Two round tables were held to analyse these results. The first of these was made up of heads of employment and career guidance services from public and private universities: Jesús Soret (delegate of the Rector for employment and internships at the UV); Sergio Esteve (director of professional careers and alumni at EDEM); Elena Caballero (head of the Employment Observatory Service of the SIE at the UPV); and Sonia Cabañas (head of professional careers at the CEU-Cardenal Herrera University). These experts have reflected on the improvements that can be introduced in the university environment to increase the degree of knowledge that students have of the reality of employment and bring their skills closer to the needs of companies.

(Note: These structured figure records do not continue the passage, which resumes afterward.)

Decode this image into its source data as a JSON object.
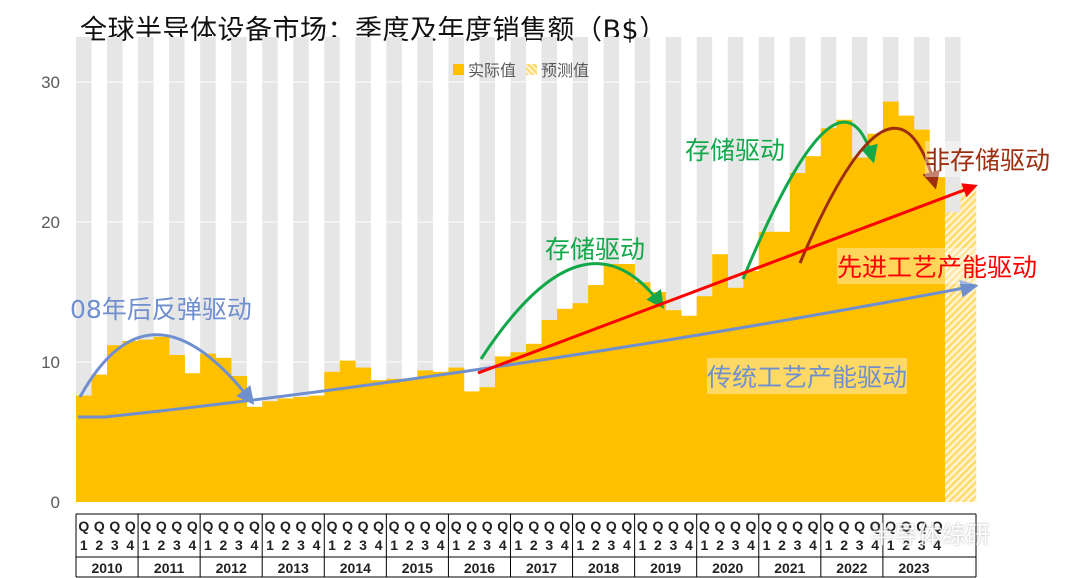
{
  "title": "全球半导体设备市场：季度及年度销售额（B$）",
  "legend": {
    "actual": "实际值",
    "forecast": "预测值"
  },
  "colors": {
    "actual": "#FFC000",
    "forecast": "#FFD966",
    "blue_arrow": "#6F8FCF",
    "green_arrow": "#12A84A",
    "red_arrow": "#FF0000",
    "brown_arrow": "#9C2E0F"
  },
  "annotations": {
    "rebound": "08年后反弹驱动",
    "storage1": "存储驱动",
    "storage2": "存储驱动",
    "non_storage": "非存储驱动",
    "advanced": "先进工艺产能驱动",
    "traditional": "传统工艺产能驱动"
  },
  "watermark": "半导体综研",
  "chart_data": {
    "type": "bar",
    "ylim": [
      0,
      30
    ],
    "yticks": [
      0,
      10,
      20,
      30
    ],
    "quarter_labels": [
      "Q1",
      "Q2",
      "Q3",
      "Q4"
    ],
    "years": [
      "2010",
      "2011",
      "2012",
      "2013",
      "2014",
      "2015",
      "2016",
      "2017",
      "2018",
      "2019",
      "2020",
      "2021",
      "2022",
      "2023"
    ],
    "values": [
      7.6,
      9.1,
      11.2,
      11.5,
      11.6,
      11.8,
      10.5,
      9.2,
      10.6,
      10.3,
      9.0,
      6.8,
      7.2,
      7.4,
      7.5,
      7.6,
      9.3,
      10.1,
      9.6,
      8.7,
      8.8,
      8.8,
      9.4,
      9.3,
      9.6,
      7.9,
      8.2,
      10.4,
      10.7,
      11.3,
      13.0,
      13.8,
      14.2,
      15.5,
      17.0,
      17.0,
      15.7,
      15.0,
      13.7,
      13.3,
      14.7,
      17.7,
      15.3,
      16.5,
      19.3,
      19.3,
      23.5,
      24.7,
      26.7,
      27.3,
      24.6,
      26.3,
      28.6,
      27.6,
      26.6,
      23.2,
      20.7,
      22.6
    ],
    "forecast_start_index": 56
  }
}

They also presented their ideas on the role that the company should play in these processes, from the development of training practices, to the involvement in the teaching and curricular activities of students.

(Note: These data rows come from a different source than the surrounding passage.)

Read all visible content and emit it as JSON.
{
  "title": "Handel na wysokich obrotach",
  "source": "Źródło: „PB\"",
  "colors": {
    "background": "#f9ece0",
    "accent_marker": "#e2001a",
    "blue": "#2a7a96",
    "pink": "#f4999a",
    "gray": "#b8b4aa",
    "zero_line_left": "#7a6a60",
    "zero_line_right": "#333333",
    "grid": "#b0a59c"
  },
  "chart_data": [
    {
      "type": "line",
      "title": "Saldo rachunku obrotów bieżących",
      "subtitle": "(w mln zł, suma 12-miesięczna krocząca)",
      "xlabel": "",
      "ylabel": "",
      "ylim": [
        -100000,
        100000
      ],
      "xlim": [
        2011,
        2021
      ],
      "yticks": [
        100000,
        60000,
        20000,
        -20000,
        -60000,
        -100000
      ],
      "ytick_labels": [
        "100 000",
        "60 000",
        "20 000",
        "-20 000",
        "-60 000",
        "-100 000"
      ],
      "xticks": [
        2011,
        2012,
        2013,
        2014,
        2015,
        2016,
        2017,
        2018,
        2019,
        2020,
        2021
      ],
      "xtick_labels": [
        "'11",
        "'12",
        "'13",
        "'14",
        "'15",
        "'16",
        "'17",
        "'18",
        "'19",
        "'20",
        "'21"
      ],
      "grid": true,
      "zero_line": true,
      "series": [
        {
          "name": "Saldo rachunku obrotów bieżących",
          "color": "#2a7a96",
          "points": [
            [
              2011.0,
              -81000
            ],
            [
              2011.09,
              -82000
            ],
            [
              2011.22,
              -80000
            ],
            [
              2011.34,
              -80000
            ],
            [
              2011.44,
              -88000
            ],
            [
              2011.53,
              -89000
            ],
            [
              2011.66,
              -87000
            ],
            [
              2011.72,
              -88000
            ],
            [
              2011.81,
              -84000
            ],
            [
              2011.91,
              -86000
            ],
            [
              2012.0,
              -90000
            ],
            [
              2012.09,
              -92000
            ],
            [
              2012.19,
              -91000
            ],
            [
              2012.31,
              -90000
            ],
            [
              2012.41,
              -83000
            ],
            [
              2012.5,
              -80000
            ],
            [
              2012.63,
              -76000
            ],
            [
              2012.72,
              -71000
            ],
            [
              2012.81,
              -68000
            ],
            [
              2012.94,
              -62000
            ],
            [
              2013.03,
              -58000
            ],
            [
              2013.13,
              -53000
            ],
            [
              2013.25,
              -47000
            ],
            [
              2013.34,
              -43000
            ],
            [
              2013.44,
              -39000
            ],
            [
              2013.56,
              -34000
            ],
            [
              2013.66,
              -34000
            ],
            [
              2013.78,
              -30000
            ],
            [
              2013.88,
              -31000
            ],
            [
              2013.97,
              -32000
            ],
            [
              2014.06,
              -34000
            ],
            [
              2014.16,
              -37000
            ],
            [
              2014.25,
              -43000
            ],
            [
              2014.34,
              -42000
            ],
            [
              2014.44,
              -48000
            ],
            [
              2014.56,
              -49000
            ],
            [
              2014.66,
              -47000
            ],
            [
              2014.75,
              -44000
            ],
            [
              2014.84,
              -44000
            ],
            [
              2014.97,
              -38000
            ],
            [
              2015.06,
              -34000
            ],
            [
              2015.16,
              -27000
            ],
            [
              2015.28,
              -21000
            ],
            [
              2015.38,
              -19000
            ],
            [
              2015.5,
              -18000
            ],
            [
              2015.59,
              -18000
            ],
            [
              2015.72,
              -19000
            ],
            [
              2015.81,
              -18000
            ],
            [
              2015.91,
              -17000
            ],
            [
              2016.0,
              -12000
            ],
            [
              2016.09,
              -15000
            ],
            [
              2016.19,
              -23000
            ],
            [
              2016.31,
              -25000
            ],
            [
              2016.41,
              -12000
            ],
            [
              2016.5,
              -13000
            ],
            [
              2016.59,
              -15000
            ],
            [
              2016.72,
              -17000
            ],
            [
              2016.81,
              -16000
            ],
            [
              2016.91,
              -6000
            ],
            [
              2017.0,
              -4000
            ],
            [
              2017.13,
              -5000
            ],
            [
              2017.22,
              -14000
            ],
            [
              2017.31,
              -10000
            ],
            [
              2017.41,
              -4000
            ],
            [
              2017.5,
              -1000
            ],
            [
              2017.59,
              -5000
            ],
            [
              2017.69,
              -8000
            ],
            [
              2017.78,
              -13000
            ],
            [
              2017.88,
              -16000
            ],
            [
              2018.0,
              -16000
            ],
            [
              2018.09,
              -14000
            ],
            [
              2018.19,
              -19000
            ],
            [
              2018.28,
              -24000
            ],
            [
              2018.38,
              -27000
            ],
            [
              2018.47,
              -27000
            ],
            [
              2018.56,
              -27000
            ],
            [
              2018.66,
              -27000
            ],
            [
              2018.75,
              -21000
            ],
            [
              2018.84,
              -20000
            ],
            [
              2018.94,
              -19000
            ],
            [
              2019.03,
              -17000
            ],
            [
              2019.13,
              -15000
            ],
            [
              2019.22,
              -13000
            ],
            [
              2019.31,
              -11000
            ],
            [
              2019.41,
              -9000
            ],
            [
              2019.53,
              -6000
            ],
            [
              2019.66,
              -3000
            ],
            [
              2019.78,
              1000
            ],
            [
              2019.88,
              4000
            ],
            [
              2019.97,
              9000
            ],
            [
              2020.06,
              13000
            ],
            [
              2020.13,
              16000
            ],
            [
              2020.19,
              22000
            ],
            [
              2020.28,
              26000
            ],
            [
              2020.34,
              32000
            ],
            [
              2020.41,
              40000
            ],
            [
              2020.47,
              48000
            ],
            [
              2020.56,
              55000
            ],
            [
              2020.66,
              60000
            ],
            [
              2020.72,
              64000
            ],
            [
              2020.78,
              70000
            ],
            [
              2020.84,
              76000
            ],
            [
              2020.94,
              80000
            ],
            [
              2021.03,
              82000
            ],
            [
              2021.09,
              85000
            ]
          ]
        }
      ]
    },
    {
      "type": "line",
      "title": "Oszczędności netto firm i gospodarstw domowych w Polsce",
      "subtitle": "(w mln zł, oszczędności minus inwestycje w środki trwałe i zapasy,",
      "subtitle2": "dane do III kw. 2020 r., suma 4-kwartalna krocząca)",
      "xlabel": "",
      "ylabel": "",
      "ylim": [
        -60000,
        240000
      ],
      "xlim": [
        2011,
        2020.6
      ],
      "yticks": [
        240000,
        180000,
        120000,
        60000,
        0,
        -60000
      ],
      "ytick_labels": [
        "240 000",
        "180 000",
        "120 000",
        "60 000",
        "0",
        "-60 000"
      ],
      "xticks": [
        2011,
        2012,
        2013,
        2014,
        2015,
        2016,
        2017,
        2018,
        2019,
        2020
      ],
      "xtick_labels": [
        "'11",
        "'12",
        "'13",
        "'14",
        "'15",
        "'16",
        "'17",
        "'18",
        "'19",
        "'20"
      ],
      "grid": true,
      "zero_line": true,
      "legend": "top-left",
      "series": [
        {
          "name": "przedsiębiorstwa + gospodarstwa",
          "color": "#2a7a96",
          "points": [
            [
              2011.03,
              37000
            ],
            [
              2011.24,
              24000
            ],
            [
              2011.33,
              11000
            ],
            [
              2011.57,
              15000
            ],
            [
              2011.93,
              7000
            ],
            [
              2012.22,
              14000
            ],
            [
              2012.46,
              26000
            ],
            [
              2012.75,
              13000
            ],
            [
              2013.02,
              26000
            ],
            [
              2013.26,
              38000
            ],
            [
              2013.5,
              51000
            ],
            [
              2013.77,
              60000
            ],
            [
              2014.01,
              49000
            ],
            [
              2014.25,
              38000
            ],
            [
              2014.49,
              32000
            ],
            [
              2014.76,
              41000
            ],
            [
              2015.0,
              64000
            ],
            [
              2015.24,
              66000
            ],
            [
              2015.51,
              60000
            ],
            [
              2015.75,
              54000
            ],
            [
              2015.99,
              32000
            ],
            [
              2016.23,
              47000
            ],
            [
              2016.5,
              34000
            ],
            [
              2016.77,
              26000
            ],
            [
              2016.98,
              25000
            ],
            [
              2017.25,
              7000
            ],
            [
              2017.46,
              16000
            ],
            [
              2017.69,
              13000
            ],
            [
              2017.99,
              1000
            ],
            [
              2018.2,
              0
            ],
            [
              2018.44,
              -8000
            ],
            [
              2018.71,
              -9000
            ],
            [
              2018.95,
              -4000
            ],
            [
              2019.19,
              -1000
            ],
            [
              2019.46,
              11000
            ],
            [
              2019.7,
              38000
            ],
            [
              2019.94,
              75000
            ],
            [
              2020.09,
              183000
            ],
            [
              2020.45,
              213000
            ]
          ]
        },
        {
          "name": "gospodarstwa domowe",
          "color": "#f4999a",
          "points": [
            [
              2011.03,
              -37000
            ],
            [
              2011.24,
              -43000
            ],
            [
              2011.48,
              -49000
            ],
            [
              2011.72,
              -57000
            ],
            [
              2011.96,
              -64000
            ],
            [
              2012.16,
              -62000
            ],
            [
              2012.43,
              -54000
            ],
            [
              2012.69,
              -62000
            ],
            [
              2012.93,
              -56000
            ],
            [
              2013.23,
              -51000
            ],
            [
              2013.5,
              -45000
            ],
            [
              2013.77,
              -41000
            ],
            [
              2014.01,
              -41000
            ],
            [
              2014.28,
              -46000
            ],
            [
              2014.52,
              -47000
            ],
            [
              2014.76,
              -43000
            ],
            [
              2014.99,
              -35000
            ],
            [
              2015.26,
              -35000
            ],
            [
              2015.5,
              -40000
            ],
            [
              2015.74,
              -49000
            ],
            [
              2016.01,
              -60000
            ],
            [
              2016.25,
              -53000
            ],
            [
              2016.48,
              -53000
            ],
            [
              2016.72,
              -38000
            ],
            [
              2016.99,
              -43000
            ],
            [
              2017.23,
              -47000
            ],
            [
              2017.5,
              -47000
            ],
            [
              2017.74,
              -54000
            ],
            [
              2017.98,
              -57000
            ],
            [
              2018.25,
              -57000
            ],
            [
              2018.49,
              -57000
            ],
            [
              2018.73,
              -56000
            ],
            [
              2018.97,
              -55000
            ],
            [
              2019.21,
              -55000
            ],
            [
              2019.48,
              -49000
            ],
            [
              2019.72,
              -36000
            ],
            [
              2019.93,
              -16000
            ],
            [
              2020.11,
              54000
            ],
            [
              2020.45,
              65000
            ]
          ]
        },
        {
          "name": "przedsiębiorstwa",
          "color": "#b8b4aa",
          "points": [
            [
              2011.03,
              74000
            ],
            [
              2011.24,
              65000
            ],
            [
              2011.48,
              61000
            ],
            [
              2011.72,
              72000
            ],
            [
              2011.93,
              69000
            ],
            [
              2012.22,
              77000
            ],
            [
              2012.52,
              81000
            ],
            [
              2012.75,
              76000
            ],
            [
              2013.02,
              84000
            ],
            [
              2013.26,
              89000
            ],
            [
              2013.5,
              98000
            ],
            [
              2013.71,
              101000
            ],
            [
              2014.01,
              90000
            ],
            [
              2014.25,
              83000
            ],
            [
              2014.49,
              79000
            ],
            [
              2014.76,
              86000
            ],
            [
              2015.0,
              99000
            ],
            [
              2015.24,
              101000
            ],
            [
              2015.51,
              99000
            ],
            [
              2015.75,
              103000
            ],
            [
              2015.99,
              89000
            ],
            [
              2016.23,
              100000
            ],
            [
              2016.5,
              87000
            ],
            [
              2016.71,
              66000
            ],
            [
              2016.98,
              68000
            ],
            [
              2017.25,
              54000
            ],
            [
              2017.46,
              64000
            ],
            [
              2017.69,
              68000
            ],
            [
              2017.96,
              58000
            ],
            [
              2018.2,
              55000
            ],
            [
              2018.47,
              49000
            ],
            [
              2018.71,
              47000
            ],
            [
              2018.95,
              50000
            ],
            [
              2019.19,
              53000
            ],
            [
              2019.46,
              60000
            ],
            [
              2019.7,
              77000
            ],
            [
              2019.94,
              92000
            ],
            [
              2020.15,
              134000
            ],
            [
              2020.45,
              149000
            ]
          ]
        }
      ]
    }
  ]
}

In terms of self-criticism, possible improvements in career guidance programmes were put forward, taking advantage of the student profiles identified in the study and bringing business reality closer to the classroom. By way of example, Sergio Esteve stated that "universities have to be the point of union between students and companies. At EDEM, we believe that students should touch the business reality from day one in order to learn how the knowledge they acquire is applied in the world of work". For her part, Elena Caballero made a call to the business world indicating that "the family business and the university share the mission and vision of cultivating knowledge, where talent and educational innovation are intertwined to build a solid and promising future. Our young people expect us to work together to enhance and retain talent in our community. I invite you to tell us what you, as a family business, need from us". Sonia Cabañas wanted to highlight that "studies like this are needed to make us aware of things that perhaps we are not calibrating properly" and Jesús Soret stated that "the first challenge we have before us is to get companies to offer paid internships. At present, 60% of internships are not paid".

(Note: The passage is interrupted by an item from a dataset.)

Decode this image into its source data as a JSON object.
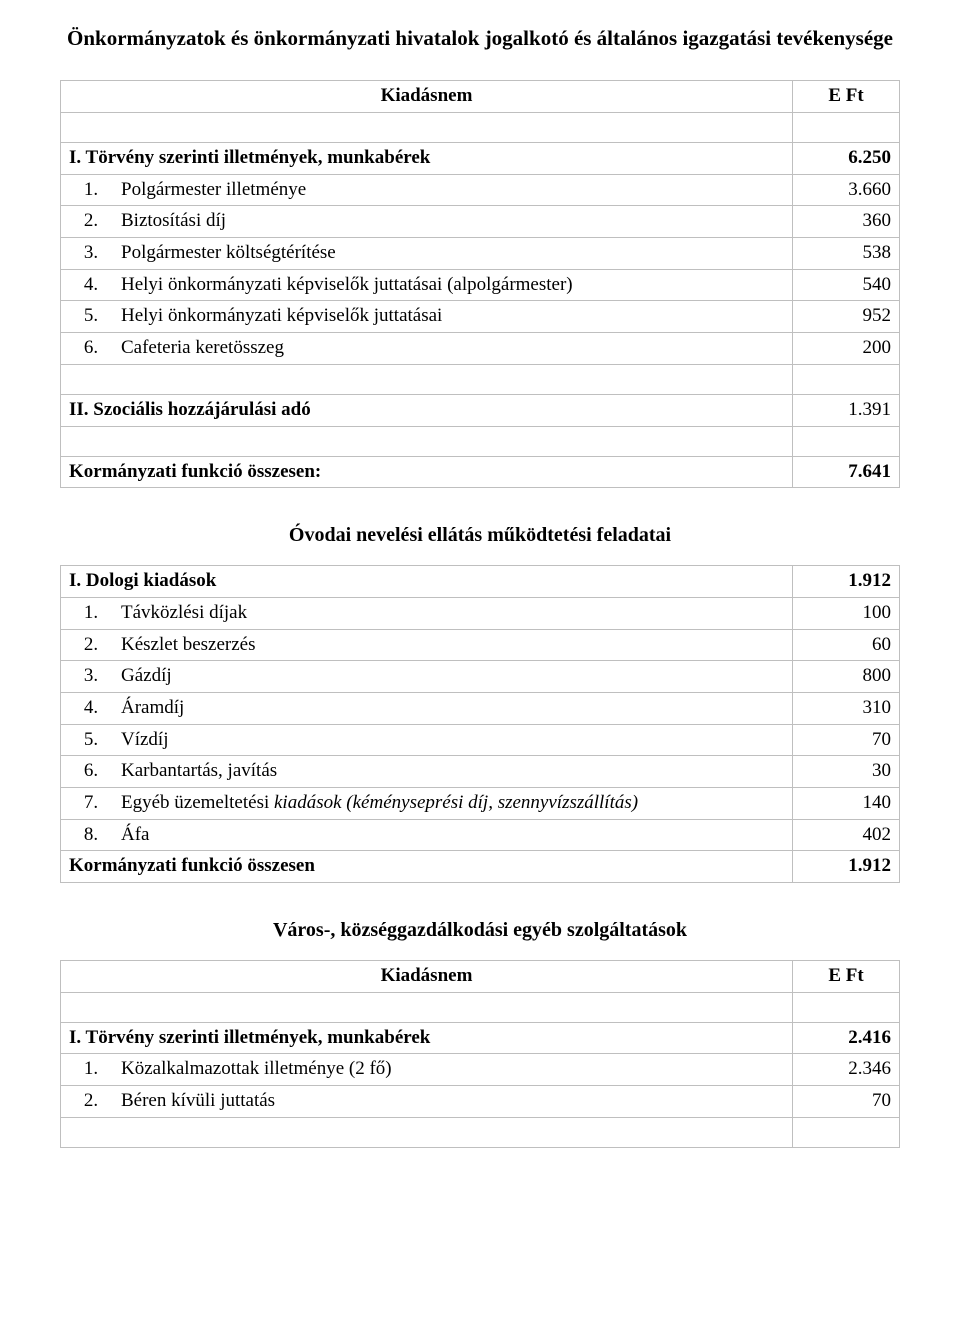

This was followed by another interesting discussion with managers and experts in the field of family businesses. The round table, moderated by Alejandro Ríos (Managing Partner of Broseta Abogados) was attended by Bernardo Gregori (President of the Family Council of Grefusa); Rafael Pérez (Director of Human Resources of the Simetría Group) and Esteban Sastre (Director of Economics and Business of the Instituto de Empresa Familiar - IEF). This round table debated the existing stereotypes surrounding family businesses and the practices and policies that serve to correct the often biased view of the reality of these companies. Rafael Pérez (Grupo Simetría) pointed out that "family businesses play an essential role in the Spanish economy and allow professionals to develop essential qualities such as global vision, adaptability and a sense of belonging to the company". In his opinion, "the perception of family businesses does not do justice to the high level of professionalism that can be observed in many of them". Along the same lines, Bernardo Gregori (Grefusa) encouraged family businesses to work to "eliminate prejudices; family businesses should boast and show off the pride of being a family business in any forum".

Alejandro Ríos (Broseta) stressed that the study presented at this event "allows us to conclude that, despite the efforts to disseminate and the possibilities for professional development offered by family businesses, there are still false prejudices on the part of students about family businesses, which is why we must continue to work on this". Similarly, Esteban Sastre (IEF) pointed out that "at a time of very significant and permanent changes, family businesses must learn to adapt to new circumstances in order to attract and retain talent. This type of report allows us to better understand the opinion of young university students, which can be of great help in decision-making".

In conclusion, Escribá stressed that "there has been awareness of the existence of stereotypes for a long time, but the pioneering measurement carried out in this work is crucial to be able to guide action plans to bring the business world closer to the university world, as well as to evaluate the effectiveness of these efforts".